Есть морские обычаи, одинаковые для всех морей, широт и флотов. К ним принадлежит капитанский час — время, когда капитаны кораблей, находящихся в плавании в том или ином районе, вступают в переговоры между собой. Говорят обо всем: о минувшем шторме, о запасах топлива, о событиях на корабле, о своих семейных делах.

В дальних водах, у Курильских островов однажды случился капитанский час особого рода. Об этом и расскажу.

Накануне я спорил с моим приятелем. Он никак не соглашался со мною, что всему морскому не чужда романтика. Он ворчал:

— Какая тута (конечно, это он нарочно говорил так: тута), ну какая тута романтика. Романтика — это фантазерство, а море — реальность, и оно не любит фантазеров, разных там фантастов и фантомасов, море не любит чужих. Посуди сам: вот у рыбаков трал идет пустой, и пусть сейчас над ним летит чайка или пламенеет закат, все равно рыбак будет кусать локти. Это молодые едут за туманом, а нам, старикам, нужно семью поднять — не до романтики. Слезы? Слезы я видел. Я видел, как рыбаки плачут слезами, когда подымешь трал или невод, а он вдруг прорвался, и рыба вывалилась, а чтобы над книжкой плакали, ей-богу, я этого не видел. Ну, вот, правда, моего сына, Ваську, случалось, не оторвешь от книжки, уткнется, трет глаза пальцем.

Свою длинную тираду штурман вдруг прерывает, как говорится, на самом интересном месте, молчит.

Я спрашиваю:

— Так что же за книжка такая — интересно?

— Паустовского, — ответил штурман и вдруг задумался.

И что сказать, видимо, задумался не зря. Капитанский час — море разговаривает с берегом, корабль с кораблем… Но есть же и литературный час — это когда с сердцем разговаривает сердце.

Вот это п случилось.

Известие о его смерти пришло на судно по радио. Мы были далеко в океане. И как всегда — печально-осеняющая весть быстро разнеслась по судну, но я, чем-то занятый в своей каюте, еще не знал об этом, когда ко мне постучались.

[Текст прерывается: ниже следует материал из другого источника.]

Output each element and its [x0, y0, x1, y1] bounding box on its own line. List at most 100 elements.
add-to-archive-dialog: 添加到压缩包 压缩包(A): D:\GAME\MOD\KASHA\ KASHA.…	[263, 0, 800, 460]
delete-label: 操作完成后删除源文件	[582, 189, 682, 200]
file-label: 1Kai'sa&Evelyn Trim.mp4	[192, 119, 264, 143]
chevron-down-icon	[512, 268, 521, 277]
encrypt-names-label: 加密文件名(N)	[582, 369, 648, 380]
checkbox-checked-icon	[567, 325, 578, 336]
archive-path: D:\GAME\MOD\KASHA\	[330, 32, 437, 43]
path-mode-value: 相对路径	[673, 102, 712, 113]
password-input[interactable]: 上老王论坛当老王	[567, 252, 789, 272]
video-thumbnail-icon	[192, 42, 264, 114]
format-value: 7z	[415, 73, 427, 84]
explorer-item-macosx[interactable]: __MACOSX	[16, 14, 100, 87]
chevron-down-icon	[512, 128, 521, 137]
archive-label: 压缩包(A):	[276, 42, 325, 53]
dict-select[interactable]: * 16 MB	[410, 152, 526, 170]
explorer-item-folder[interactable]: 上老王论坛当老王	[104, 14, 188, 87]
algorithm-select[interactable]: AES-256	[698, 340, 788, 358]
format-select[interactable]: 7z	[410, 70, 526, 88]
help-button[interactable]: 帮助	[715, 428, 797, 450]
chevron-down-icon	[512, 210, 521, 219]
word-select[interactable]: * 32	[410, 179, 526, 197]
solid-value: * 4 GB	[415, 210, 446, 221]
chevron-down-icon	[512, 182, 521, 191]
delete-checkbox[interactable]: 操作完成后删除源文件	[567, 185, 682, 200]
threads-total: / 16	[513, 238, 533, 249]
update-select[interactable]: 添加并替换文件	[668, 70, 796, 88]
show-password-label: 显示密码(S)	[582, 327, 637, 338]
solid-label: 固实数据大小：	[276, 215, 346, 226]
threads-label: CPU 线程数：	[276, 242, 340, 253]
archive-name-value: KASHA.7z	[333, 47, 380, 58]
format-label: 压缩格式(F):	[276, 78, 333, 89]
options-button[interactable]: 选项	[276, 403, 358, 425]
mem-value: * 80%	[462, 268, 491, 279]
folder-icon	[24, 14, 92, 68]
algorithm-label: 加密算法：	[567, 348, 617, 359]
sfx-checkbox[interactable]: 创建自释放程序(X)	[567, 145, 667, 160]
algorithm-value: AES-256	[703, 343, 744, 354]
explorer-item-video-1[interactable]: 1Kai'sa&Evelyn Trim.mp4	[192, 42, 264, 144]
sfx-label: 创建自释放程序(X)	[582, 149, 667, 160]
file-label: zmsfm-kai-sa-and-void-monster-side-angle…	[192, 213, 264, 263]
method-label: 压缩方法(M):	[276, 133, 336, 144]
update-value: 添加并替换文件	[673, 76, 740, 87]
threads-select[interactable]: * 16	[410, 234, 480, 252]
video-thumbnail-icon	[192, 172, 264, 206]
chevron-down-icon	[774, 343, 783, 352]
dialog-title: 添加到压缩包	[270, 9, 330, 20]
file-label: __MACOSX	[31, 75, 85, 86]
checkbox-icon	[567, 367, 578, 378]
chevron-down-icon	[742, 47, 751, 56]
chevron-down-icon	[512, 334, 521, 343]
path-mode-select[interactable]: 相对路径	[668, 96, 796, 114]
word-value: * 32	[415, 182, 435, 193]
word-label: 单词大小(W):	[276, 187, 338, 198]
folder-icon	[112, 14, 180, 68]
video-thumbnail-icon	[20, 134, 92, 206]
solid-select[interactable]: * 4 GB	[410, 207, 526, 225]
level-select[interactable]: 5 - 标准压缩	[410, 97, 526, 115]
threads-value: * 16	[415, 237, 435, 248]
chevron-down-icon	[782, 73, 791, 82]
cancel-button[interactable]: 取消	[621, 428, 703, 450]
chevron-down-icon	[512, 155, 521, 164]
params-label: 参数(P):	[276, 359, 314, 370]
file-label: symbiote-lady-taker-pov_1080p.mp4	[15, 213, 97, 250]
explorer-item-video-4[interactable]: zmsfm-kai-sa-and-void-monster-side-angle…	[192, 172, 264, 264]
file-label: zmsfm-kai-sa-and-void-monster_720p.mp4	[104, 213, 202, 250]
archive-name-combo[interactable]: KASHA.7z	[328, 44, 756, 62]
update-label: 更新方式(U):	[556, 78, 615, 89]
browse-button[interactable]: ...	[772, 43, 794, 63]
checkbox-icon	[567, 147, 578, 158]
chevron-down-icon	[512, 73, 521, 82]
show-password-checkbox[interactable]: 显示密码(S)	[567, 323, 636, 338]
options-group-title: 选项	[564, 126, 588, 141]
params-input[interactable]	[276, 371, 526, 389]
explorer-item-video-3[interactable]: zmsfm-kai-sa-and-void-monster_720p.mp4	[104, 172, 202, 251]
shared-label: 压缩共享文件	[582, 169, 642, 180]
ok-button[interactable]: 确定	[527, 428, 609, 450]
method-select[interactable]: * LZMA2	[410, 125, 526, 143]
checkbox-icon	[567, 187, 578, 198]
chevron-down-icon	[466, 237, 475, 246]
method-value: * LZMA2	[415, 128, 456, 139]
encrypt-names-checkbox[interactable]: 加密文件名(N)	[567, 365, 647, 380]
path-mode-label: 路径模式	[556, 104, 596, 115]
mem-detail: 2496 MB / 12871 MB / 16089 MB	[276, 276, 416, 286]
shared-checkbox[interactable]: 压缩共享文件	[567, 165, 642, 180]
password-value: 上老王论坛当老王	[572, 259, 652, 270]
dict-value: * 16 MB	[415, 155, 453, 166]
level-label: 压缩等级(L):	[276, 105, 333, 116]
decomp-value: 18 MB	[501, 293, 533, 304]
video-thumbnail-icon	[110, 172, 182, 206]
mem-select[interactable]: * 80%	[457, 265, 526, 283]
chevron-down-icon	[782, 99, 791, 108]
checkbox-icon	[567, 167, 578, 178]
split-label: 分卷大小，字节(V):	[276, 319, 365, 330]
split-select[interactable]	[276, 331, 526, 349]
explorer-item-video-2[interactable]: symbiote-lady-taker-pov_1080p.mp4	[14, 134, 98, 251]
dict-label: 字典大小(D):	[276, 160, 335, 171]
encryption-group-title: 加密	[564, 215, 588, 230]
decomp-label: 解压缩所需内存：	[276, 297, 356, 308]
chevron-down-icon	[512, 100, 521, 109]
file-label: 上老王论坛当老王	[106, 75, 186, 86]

За дверью стоял штурман-антиромантик.

— Один?

Уже в этом, обращенном ко мне вопросе было что-то неожиданное и тревожное. Штурман пристально посмотрел на меня:

— Еще не знаешь?

— Ну, в чем дело, говори!

— Умер Паустовский.

Штурман знал от меня, что Константину Георгиевичу плохо — он очень болен, знал он еще, что сын его читает книги Паустовского… Что еще мог знать о Паустовском этот моряк? Но он пришел ко мне с готовым предложением, одобренным капитаном: капитанский час сегодня будет отменен, вместо капитанского, если я согласен, будет объявлен час литературный, посвященный памяти Паустовского.

К вечеру мы подошли к Курильским островам. Вершины вулканов были в тумане, но кипящая пена прибоя у прибрежных скал была хорошо видна.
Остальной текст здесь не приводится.